By Emily Williams
When it came time for Lindy Walker of Vestavia Hills to tell her son and two daughters that she had been diagnosed with breast cancer, she put her husband in charge.
“We waited a little while before we told them,” Walker said.
She had three separate lumpectomies before the doctors gave her the news that she had cancer.
“You never think it will happen to you,” she said. “I was 42 years old and it was after my very first mammogram.”
It was already a chaotic time in their house. Her oldest, John David, was turning 16; her daughter Elise was getting ready to travel with the Pizitz Middle School choir; and her youngest, Meghan, was in elementary school.

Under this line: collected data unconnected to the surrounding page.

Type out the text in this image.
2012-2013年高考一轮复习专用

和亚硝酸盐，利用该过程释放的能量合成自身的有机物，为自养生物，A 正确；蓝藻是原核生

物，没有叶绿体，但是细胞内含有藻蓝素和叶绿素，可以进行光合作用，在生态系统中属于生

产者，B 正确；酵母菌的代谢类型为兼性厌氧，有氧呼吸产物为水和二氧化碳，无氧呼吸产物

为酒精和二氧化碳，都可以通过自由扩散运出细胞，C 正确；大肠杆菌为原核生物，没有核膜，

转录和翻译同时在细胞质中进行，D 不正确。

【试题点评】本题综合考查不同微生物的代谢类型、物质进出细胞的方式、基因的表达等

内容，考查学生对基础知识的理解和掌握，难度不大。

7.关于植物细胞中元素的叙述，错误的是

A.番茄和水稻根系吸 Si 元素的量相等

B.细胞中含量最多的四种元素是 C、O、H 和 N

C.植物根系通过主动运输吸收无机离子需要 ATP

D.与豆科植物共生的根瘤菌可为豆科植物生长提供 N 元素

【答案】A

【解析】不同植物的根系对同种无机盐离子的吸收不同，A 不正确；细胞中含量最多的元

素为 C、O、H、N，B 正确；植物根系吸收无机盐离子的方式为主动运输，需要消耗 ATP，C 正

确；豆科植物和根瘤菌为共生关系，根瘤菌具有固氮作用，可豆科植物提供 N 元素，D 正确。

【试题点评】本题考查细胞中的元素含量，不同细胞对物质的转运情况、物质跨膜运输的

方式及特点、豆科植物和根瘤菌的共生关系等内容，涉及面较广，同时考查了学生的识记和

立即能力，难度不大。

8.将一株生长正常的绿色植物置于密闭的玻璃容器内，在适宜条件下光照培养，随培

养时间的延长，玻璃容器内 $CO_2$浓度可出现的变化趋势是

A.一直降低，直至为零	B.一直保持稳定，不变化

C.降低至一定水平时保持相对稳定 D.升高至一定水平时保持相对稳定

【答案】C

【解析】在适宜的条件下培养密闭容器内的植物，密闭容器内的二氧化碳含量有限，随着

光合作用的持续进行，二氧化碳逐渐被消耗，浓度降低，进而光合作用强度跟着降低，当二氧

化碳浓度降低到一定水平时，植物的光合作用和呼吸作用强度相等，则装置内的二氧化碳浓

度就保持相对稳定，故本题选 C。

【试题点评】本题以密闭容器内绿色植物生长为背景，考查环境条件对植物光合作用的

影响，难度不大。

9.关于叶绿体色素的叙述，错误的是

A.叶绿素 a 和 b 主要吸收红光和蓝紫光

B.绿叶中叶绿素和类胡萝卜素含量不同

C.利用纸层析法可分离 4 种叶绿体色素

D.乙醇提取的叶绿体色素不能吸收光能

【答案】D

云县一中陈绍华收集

Elise said she remembers the family meeting perfectly. Her parents told her that they needed to have a talk, but she just wanted to go up to her room and finish some homework. She put up a bit of a fight, probably because she realized that the news was bad.
“Initially, my husband was going to be the one to tell them,” Walker said. “Well, that didn’t work out. He got about four words in and he couldn’t do it.”
Elise recalls her competing feelings in that moment. She watched her brother cry and she simply felt dumbfounded at the news of her mother’s diagnosis.
Though it didn’t go quite as she had planned, Walker said she tried her best to be as straightforward as possible with her kids.
“Be transparent,” Walker said. “It’s best to be honest with your kids, because they are a lot tougher than you think.”
In hindsight, both Walker and Elise find the humor in the situation and even argue about potential misinformation; Elise is sure her parents told her that the diagnosis was “stage 0.”
Unfortunately, stage 0 is not a recognized stage of cancer. In Walker’s case, she was stage 1. The cancer was found before it had spread, so she just needed radiation treatment but chose to go ahead and get a double mastectomy as a preventative measure.
“I was very lucky that I had a good prognosis and that I had one of the most treatable cancers,” she said.
Though she was able to forego chemotherapy, Lindy still had to slow down to recover. She said that was one of the hardest aspects of the treatment process.
“The day I got my diagnosis, I remember them explaining everything to me and I just kept telling them I needed to leave because I was supposed to go check John David back into school,” Walker said.
It’s hard for any mother to slow down, she said, and having three kids in their teenage years with a long list of activities didn’t make it any easier. Luckily, the Walkers had support from their community, with friends and family bringing over dinners and giving the kids rides to school and extracurricular activities.
“We’d have to make her rest because she was trying to do everything for us,” Elise said. “I would have to tell her to go get in bed.”
In addition to advising other children to stay positive and keep up their faith, Elise said it’s important to help out as much as possible.
In recovery for about three years, Walker said she and her children now support others in their battle against cancer.
Walker serves on the advisory board for UAB’s Comprehensive Cancer Center. Her favorite part is visiting the patients and families who live at Hope Lodge.
“Getting that one-on-one interaction with people and having a chance to talk to them and encourage them is one of my favorite things to do,” she said.
Finding empowerment in her battle against cancer and being able to share it with others has been one of the things she appreciates about her journey, and her kids are following suit.
John David was involved in planning Vestavia Hills’ Relay for Life event before he graduated, and he has passed the baton to Elise.
In her junior year at Vestavia Hills High School, she has been a part of the annual event each year and so has Lindy. At this year’s event, held April 22, the school raised more than $280,000 for the American Cancer Society.
“It’s great because it is something that everybody does,” Elise said. “Every peer group gets involved and it’s fun seeing every type of kid come together. Because almost everyone has been affected by cancer or has been touched by it.”
Elise has one more year at the high school and one more VHHS Relay for Life, but the Walker family legacy will live on in the school club as her sister Meghan joins the high school as a freshman.